Hmm. Ok. If you did traceSM/traceSBC and captured that and wrote your packets to a pcap, that'd be normal. Yes it's a capture, of TLS, but those applications log the packets above the TCP/IP layer. If you that on a tshark right on the wire, I'd be curious to see what you mean by the "packets are able to be read". I mean, there's something readable in there, but it shouldn't be SIP signaling or anything relative to your remote worker flow.
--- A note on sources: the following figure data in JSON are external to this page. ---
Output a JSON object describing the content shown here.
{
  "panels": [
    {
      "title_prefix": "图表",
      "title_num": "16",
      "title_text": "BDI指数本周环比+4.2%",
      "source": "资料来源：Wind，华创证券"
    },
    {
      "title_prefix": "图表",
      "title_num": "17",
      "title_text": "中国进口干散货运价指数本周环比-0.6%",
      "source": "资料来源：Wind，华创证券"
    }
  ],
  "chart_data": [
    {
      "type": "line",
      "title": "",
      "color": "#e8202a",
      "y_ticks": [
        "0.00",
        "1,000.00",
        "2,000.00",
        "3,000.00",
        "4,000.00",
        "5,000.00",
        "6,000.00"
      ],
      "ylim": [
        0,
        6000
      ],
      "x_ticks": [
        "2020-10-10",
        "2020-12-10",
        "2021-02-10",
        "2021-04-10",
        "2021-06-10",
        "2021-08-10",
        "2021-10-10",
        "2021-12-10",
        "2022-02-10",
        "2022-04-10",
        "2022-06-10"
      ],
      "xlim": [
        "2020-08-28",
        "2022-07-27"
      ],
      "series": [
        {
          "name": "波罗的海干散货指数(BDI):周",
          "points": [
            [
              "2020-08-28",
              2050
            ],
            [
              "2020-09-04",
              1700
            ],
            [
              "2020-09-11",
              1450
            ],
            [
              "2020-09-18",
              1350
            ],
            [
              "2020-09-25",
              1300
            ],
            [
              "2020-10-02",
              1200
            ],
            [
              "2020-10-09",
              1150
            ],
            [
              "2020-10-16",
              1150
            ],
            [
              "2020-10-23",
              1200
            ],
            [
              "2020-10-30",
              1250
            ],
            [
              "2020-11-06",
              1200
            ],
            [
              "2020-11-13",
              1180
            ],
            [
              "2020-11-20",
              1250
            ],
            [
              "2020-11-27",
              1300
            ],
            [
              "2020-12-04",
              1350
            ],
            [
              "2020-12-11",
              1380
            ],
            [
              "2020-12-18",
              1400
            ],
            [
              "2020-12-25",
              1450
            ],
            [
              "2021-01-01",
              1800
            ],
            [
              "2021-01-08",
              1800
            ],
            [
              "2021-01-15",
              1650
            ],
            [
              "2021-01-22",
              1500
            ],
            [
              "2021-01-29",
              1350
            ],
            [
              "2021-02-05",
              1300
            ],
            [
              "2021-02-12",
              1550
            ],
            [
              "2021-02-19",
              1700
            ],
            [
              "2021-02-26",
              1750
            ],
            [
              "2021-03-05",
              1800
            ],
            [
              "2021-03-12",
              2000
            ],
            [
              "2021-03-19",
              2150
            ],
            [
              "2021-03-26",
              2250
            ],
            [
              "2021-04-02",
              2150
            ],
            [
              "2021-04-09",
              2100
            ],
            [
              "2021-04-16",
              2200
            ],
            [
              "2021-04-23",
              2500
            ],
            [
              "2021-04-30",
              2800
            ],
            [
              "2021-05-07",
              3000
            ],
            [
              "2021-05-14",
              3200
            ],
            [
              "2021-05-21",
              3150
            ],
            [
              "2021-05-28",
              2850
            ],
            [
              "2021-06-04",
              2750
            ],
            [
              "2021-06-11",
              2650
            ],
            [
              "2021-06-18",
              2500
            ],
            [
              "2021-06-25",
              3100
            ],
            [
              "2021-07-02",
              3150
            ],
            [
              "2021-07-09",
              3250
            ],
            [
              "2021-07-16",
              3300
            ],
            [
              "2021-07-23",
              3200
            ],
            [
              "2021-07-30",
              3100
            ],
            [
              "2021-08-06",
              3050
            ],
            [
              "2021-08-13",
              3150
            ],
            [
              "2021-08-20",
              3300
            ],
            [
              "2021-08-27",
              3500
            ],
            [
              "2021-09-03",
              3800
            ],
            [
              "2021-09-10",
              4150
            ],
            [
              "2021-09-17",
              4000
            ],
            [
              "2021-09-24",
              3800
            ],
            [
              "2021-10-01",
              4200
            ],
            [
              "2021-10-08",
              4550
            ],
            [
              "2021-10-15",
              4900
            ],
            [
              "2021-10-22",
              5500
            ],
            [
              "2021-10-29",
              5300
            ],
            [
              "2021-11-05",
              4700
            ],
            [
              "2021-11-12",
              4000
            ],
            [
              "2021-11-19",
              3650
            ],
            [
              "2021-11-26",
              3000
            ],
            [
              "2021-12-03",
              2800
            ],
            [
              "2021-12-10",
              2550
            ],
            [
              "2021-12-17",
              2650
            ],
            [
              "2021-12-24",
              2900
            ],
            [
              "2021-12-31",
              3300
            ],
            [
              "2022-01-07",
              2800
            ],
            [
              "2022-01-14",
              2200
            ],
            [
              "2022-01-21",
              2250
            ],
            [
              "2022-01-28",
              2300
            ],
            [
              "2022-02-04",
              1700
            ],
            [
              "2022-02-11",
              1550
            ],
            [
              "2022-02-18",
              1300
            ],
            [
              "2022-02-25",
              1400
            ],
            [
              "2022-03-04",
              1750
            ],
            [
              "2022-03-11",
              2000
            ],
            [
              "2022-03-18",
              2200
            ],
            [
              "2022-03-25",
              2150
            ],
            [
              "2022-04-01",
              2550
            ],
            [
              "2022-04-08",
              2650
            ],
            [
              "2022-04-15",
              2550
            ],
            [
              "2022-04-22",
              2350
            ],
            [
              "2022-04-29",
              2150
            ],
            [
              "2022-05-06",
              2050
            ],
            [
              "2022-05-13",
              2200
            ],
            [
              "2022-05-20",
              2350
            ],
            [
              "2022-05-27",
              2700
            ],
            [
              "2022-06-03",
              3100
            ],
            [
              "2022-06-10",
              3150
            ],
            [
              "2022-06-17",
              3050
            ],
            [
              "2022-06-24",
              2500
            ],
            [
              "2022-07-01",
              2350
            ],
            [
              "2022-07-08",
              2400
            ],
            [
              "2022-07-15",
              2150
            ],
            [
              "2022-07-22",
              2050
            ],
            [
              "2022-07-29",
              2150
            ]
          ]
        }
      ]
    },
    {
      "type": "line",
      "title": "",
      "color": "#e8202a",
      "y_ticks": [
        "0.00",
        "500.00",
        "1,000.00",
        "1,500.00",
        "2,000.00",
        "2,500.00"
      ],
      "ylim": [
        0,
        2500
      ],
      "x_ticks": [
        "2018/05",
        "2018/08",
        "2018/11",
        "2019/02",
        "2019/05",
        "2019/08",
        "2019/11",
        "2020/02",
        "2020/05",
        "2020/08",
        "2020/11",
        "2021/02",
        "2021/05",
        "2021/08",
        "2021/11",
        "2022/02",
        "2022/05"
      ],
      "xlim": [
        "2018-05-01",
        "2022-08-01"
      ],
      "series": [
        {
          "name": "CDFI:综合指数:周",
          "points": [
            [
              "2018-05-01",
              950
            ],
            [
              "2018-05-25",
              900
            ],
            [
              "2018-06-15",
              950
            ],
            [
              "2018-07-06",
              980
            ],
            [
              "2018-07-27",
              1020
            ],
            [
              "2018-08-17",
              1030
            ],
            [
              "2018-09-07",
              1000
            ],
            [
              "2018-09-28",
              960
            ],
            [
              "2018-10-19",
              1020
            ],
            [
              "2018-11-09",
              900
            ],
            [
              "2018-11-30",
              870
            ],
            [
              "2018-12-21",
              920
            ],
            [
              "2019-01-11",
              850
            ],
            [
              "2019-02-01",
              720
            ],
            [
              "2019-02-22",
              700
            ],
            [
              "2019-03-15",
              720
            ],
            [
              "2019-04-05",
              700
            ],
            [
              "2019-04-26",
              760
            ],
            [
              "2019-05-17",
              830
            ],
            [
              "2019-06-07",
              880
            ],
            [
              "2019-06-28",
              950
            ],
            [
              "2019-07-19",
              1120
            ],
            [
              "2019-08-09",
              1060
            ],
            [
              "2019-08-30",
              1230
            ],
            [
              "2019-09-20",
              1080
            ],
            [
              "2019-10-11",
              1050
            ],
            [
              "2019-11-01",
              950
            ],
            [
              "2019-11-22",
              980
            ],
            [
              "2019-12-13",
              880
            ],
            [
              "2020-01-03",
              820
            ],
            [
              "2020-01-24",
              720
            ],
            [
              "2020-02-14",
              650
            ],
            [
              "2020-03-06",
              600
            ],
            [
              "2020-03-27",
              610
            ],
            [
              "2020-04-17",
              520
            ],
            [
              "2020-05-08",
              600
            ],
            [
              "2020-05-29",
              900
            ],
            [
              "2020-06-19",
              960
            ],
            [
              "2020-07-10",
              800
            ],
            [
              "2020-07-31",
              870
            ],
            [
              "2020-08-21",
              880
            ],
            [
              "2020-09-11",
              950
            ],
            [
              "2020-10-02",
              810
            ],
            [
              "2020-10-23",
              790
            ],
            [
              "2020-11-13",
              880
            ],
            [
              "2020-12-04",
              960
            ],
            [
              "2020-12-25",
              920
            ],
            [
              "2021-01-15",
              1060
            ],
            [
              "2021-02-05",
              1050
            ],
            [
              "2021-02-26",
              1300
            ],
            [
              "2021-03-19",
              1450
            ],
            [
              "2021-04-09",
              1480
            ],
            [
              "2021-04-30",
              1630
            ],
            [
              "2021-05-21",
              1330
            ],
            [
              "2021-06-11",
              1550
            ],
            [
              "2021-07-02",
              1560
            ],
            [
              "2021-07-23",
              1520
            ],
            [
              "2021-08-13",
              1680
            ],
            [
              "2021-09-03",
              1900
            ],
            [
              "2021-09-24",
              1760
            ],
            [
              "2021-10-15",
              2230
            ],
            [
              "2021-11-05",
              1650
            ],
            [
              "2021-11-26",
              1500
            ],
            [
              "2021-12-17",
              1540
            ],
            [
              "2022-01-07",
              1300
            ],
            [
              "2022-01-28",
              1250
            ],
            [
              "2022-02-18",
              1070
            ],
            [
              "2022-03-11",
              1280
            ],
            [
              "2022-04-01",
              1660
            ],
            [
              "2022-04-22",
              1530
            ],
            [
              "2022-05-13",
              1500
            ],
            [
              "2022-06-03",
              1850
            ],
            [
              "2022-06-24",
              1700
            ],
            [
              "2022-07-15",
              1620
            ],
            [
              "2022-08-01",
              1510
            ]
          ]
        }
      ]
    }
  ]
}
So, either you goofed and told the SBC to relay unencrypted stuff on 5061 - just telling it to use 5061 doesn't explicitly pop a TLS profile in there - or, you're somewhere in limbo with how it handles certs. It shouldn't be hard on the inside - the SBC just needs to trust what SM offers, that's an easier thing to do on it than configure a cert for it to offer endpoints, but still. Try default certs on the inside part? I mean, not trying to start a handshake is weird. I've complained probably a few times in this thread and in others about how bad the SBC is at administering certs on - where it won't do what you tell it and won't let you know. Do you think you've hit that part?
I can give ya some oneliners to import certs via CLI, but its tedious, needs to be done on each SBC and is basically you throwing in the towel on the admin interface. Patch to latest? Open a ticket at Avaya if you've got the support?